Friday, March 7, 2014

Page a Day: One Hundred Eighty Three



            When we woke it was dawn again, and I struggled to my feet. The mastodons had come up to us in the night, and I joined the others in walking them down to the shore, where our fleet of greatships waited. Jerem Cozak must have commanded them to come. My division was first to board, and I slept again on the deck, for I had gained that ability of soldiers to do so under any condition.  

            When I woke the sun was very high and the day was very fine and I stood and wept. I do not know entirely why I wept: because of Julius, surely, but also because of the Auger who speared me with his blade and because I was not a mastodon and because my legs shivered the stones on the ground outside the last city we had taken. I did not cover my face or even wipe away the tears and when I was done not a thing had changed, except that now this ship and all the ships were moving, headed out to sea.

            I watched Nesechia crawl alongside the ships and finally scuttle over the edge of the horizon sometime just before the dusk. When darkness fell I saw that someone had again made a bonfire upon the deck. I approached Jerem Cozak not knowing what I would say. So for a while I said nothing, but only sat and watched him pass his hands through the flames time and time again. Whenever he did, small streams of white dust fell away from his hands.

            “You’re teaching them,” I said at last, “though I know not what.”
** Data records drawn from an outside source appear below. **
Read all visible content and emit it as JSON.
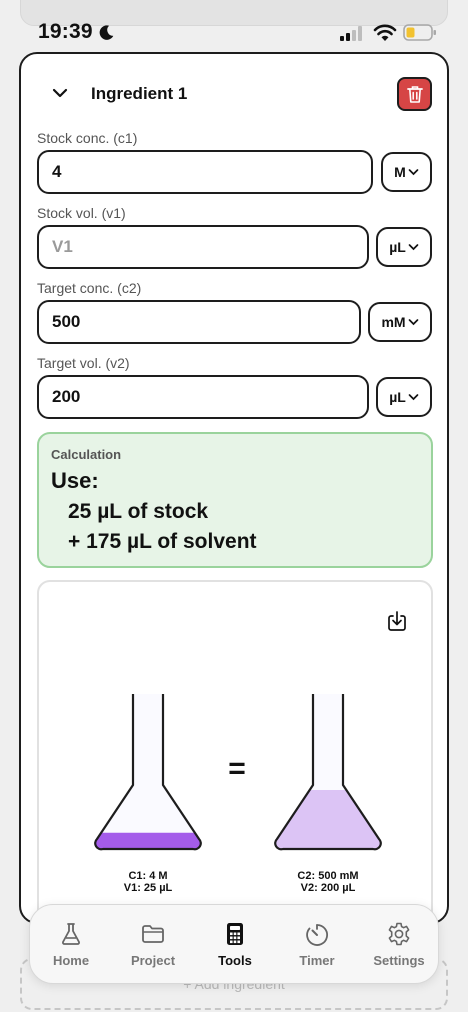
{
  "status": {
    "time": "19:39"
  },
  "ingredient": {
    "title": "Ingredient 1",
    "stock_conc": {
      "label": "Stock conc. (c1)",
      "value": "4",
      "unit": "M"
    },
    "stock_vol": {
      "label": "Stock vol. (v1)",
      "value": "",
      "placeholder": "V1",
      "unit": "µL"
    },
    "target_conc": {
      "label": "Target conc. (c2)",
      "value": "500",
      "unit": "mM"
    },
    "target_vol": {
      "label": "Target vol. (v2)",
      "value": "200",
      "unit": "µL"
    }
  },
  "calculation": {
    "label": "Calculation",
    "use": "Use:",
    "line1": "25 µL of stock",
    "line2": "+ 175 µL of solvent"
  },
  "visual": {
    "equals": "=",
    "left": {
      "c": "C1: 4 M",
      "v": "V1: 25 µL",
      "fill_fraction": 0.125,
      "color": "#a45cea"
    },
    "right": {
      "c": "C2: 500 mM",
      "v": "V2: 200 µL",
      "fill_fraction": 1.0,
      "color": "#dcc4f5"
    }
  },
  "add_ingredient": "+ Add ingredient",
  "tabs": [
    {
      "label": "Home",
      "icon": "flask-icon",
      "active": false
    },
    {
      "label": "Project",
      "icon": "folder-icon",
      "active": false
    },
    {
      "label": "Tools",
      "icon": "calculator-icon",
      "active": true
    },
    {
      "label": "Timer",
      "icon": "timer-icon",
      "active": false
    },
    {
      "label": "Settings",
      "icon": "gear-icon",
      "active": false
    }
  ],
  "colors": {
    "delete": "#d64545",
    "calc_bg": "#e7f4e7",
    "calc_border": "#9ad39c",
    "flask_dark": "#a45cea",
    "flask_light": "#dcc4f5"
  }
}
            He nodded, passing his hands between the flame again. “When we climbed into the mountains outside of Ariel, we passed above the nightwind because we climbed into the cold. It is hard to inure fine machinery against extremes of temperature. The White Swarm learned quickly because the Neverborn carried machines created just for that purpose.”

            I blinked. “Soldiers,” I said. “The Profusion would have spanned worlds colder than this one.”

            “Just so,” he said. “But none ever walked worlds engulfed by flame. Many machines are vulnerable to that. On Earth, Cassan Vala destroyed the nightwind by placing captured relics in pits of fire, which lured the machines to their own demise. She cleared whole areas in this fashion.”